Publié le 21 janvier 2016 par Angèle Paoli

ROUGE VIVE, UNE BROCÉLIANDE AMOUREUSE ET SAUVAGE

J' ai reçu tout récemment le dernier recueil d'Estelle Fenzy : Rouge vive. Je l'attendais. Pelotonnée dans mes laines, je l'ai lu d'une traite. Et relu. En frissonnant. Avec fébrilité. Avec tendresse et crainte aussi. Estelle Fenzy excelle dans ces vers. Naturelle et profonde, sa parole poétique est belle et pure. Envoûtante.

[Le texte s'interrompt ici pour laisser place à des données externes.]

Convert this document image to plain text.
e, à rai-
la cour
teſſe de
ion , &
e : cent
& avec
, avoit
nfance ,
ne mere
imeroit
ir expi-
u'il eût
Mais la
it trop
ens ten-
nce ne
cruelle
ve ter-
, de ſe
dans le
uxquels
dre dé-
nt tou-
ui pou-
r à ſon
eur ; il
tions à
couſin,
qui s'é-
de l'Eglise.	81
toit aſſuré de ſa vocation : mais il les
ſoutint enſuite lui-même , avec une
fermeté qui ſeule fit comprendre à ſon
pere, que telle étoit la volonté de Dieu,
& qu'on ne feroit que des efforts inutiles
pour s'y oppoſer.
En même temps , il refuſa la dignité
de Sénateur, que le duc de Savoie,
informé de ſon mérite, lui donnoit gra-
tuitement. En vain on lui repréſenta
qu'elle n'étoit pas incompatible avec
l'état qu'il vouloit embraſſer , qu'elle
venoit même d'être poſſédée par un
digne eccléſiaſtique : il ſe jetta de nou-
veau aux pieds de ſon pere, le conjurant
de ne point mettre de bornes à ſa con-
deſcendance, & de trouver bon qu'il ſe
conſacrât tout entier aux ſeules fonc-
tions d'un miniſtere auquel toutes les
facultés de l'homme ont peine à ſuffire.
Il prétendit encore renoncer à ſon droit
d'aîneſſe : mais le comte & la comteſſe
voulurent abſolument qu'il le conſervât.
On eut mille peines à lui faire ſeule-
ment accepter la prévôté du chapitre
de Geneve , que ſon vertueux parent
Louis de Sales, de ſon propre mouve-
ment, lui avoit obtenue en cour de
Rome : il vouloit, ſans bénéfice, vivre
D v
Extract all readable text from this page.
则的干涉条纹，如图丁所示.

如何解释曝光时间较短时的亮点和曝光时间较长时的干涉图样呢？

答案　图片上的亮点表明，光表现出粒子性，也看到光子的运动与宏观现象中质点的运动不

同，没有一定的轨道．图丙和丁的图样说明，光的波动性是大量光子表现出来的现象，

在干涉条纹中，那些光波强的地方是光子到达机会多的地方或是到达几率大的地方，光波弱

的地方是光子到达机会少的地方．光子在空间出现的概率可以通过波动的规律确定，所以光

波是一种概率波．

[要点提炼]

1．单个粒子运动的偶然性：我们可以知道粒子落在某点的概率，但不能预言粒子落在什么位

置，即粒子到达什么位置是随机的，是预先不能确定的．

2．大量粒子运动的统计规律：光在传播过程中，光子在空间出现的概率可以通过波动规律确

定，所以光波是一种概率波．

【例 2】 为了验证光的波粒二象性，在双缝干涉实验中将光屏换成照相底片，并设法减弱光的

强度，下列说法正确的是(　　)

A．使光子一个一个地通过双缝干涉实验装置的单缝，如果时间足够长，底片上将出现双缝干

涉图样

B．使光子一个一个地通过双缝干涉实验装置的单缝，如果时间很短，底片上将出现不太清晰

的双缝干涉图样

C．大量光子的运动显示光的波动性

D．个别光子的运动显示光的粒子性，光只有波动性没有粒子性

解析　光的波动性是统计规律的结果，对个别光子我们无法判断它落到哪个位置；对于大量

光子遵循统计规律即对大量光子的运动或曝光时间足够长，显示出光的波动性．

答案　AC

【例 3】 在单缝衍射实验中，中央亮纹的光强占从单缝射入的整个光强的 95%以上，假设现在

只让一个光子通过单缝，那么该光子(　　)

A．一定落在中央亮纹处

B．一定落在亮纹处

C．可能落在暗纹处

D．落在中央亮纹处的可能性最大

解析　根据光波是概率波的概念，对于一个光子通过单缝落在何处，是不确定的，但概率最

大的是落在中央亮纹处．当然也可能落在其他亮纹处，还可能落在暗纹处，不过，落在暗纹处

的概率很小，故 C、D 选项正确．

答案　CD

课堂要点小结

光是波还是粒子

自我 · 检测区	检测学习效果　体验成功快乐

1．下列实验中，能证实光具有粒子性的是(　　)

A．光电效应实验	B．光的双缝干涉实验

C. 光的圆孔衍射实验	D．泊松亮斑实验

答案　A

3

Des voix se coulent, qui s'entrelacent dans une double attente, visible à l'œil. Soudain, après les poèmes qui préludent au conte, les italiques apparaissent. Le narrateur solitaire, dans son demi-sommeil, " convoie des rumeurs ". Qui sont-elles ? Quel secret est le leur ? Elles prennent les intonations d'une voix de femme. Qui confie son passé meurtri de morts marqué de sang. Rouge vive. Vivante parmi les morts, " cette femme au visage froissé " visite le rêveur et hante sa mémoire. " Qui était cette femme " ? " Je ne m'en souviens plus ". La poète interroge l'énigme. S'exhument au fil des pages des pans d'histoire d'un passé dont la poète est issue. Une histoire de guerre et d'amour spolié. La beauté énigmatique de ces pages aux poèmes brefs se nourrit du mystère d'une écriture qui s'ancre en un lieu à la fois précis et flottant, qui évoque les paysages hypnotiques du conte :

" C'est une vaste terre

de fougères et de pins

une forêt de profondeurs

arasée de ténèbres "

On y trouve une forêt, baignée en son centre d'une rivière. Des " berges friables " et des " roseaux " protecteurs. Faut-il franchir le " ponton du sommeil ", écarter les " lianes qui reptilent ", pour que la rencontre puisse avoir lieu ? Elle a lieu dans la solitude. Un soir de juillet. Elle est rencontre avec l'enfance.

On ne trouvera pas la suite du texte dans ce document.